Gesetzliche Grundlagen

 

In Bezug auf die gesetzlichen Grundlagen verweisen wir auf die Seiten der Stadt Köln, wo die jeweiligen Fachämter ihre Informationen hinterlegen.

 

Antragsverfahren

 

Ausgangslage

  • Eltern von Kindern/Jugendlichen mit einer geistigen und/oder körperlichen Behinderung können einen Antrag beim Amt für Senioren und Soziales stellen.
  •  Für Eltern von Kindern mit einer seelischen Behinderung (die seelischen Behinderung muss von einem Arzt diagnostiziert sein) gemäß § 35 a sind die örtlichen Jugendämter zuständig.

 

Verfahrensablauf

 

  • Formloser Antrag der Eltern beim zuständigen Kostenträger
  •  Der Kostenträger schickt einen Antragsvordruck (Sozialhilfeantrag) zu.
  •  Die Eltern schicken den Antrag ausgefüllt zurück (ohne Angabe der Einnahmen und Ausgaben).
  •  Die Schule wird vom zuständigen Amt über das Schulamt aufgefordert, einen Bericht zu schreiben, in dem sie die Notwendigkeit einer Schulbegleitung begründen muss und den Aufgabenumfang einer Schulbegleitung beschreibt.
  •  Erforderliche Anlagen zum Antrag:

         - ärztliche Diagnostik (ICD 10) über Art und Umfang der Behinderung

         - Schulbescheinigung

         - bisher erstellte schulische Beurteilung bzw.
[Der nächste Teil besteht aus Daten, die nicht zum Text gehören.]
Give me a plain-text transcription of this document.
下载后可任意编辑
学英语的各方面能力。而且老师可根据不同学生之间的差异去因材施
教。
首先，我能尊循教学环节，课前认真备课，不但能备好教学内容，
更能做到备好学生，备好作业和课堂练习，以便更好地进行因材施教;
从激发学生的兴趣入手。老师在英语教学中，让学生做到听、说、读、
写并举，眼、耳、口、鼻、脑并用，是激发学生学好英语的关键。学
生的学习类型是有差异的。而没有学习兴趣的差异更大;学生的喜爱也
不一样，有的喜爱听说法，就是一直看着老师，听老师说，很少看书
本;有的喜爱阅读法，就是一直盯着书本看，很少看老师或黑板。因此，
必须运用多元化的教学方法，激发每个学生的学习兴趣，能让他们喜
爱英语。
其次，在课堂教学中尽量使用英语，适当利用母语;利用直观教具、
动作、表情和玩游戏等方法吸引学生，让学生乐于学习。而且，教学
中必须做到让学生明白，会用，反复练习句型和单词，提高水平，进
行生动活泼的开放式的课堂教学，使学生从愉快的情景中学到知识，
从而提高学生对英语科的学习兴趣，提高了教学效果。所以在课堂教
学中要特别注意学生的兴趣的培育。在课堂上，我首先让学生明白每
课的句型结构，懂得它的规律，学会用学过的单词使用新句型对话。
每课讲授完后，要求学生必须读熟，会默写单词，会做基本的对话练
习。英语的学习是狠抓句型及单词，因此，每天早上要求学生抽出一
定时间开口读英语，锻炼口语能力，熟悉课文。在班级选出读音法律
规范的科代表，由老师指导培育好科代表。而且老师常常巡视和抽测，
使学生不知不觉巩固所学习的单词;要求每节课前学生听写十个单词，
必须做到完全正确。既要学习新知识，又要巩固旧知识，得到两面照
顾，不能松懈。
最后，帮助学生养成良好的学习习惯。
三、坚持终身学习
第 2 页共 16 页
Entwicklungsbericht

 

  • Nach Erhalt eines positiven Bescheides:

        - Kopie des Bescheides an Schule und Anbieter

        - Beauftragung des Anbieters / ggf. Vertrag mit Anbieter

        - Aufnahmebogen für den Anbieter ausfüllen

 

Kostenträger, Schulen und Anbieter sind bei der Antragstellung behilflich.

 

An der KGS Fußfallstraße sind im Schuljahr 2016/2017 drei Integrationshelferinnen im Einsatz. Regelmäßig werden Gespräche mit der Schulleiterin, der Grundschullehrkraft,  der Sonderpädagogin und der Integra-tionskraft geführt.